There is no free lunch: Rajan on special dividend to govt
Outgoing RBI Governor Raghuram Rajan on Saturday rejected the idea of the government taking a special dividend from the central bank for recapitalisation of public sector lenders, saying 'there is no free lunch'.
New Delhi: Outgoing RBI Governor Raghuram Rajan on Saturday rejected the idea of the government taking a special dividend from the central bank for recapitalisation of public sector lenders, saying 'there is no free lunch'.
"A fundamental lesson in economics is there is no free lunch. This can be seen in the matter of the RBI dividend: Some commentators seem to suggest that public sector banks could be recapitalised entirely if only the RBI paid a larger dividend to the government. Let me explain why matters are not so simple," he said here.

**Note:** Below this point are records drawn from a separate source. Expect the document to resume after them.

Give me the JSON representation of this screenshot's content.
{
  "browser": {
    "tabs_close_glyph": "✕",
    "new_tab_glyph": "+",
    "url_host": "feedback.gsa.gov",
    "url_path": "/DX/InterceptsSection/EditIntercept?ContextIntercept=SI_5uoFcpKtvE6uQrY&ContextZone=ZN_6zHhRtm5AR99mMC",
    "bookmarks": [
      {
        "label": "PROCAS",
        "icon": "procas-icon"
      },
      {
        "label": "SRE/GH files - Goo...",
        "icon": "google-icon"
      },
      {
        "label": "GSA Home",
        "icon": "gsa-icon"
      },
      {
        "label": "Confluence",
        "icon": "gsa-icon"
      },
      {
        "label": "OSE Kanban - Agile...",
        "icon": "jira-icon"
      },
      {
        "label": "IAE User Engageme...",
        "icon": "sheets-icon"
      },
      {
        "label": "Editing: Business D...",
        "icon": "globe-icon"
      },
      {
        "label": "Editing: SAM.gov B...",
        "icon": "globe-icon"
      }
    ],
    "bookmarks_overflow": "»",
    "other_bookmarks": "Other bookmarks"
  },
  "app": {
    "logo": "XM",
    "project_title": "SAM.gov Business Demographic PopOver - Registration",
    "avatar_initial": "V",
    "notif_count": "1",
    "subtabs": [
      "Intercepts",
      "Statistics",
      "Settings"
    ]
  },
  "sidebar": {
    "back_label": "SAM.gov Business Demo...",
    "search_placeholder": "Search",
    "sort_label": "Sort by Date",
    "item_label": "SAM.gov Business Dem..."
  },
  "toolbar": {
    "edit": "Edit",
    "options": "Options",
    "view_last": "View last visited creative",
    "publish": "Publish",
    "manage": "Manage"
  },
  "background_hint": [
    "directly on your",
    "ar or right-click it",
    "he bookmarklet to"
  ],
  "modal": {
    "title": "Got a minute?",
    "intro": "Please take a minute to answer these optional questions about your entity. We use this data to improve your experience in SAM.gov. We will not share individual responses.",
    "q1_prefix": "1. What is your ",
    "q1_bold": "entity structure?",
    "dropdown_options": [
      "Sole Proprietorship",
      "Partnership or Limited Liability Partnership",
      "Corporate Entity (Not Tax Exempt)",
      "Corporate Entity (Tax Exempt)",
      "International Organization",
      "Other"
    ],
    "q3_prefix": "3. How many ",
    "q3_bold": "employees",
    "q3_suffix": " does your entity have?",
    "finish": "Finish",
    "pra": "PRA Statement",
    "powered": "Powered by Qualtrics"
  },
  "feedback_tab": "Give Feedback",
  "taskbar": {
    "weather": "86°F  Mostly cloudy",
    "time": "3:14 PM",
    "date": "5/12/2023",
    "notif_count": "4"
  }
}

Explaining the entire ecosystem of earning surplus by the RBI, he said, the central bank earns income out of government assets and printing of currency as well as issuance of deposits to commercial banks.
The suggestion of use of dividend of the RBI for recapitalisation of PSU banks was made by Chief Economic Adviser Arvind Subramanian in the latest Economic Survey.
"Much of the surplus we make comes from the interest we get on government assets or from the capital gains we make off other market participants. When we pay this to the government as dividends, we are putting back into the system the money we made from it ? there is no additional money printing or reserve creation involved," he said.
"But when we pay a special dividend to the government, we have to create additional permanent reserves, or more colloquially, print money," he said.
"Every year, we have in mind a growth rate of permanent reserves consistent with the economy's cash needs and our inflation goals," he added.
Given that budgeted growth rate, he said, to accommodate the special dividend RBI will have to withdraw an equivalent amount of money from the public by selling government bonds in the portfolio or alternatively doing fewer open market purchases than budgeted.
The government can use the special dividend to spend, reducing its public borrowing by that amount, he said, adding, but the RBI will have to sell bonds of exactly that amount to the public in order to stick to its target for money creation.
"The overall net sale of government bonds by the government and the RBI combined to the public (that is, the effective public sector borrowing requirement) will not change. But the entire objective of financing government spending with a special RBI dividend is to reduce overall government bond sales to the public. That objective is not achieved," he said.
The bottomline is that the RBI should transfer to the government the entire surplus, retaining just enough buffers that are consistent with good central bank risk management practice, he said.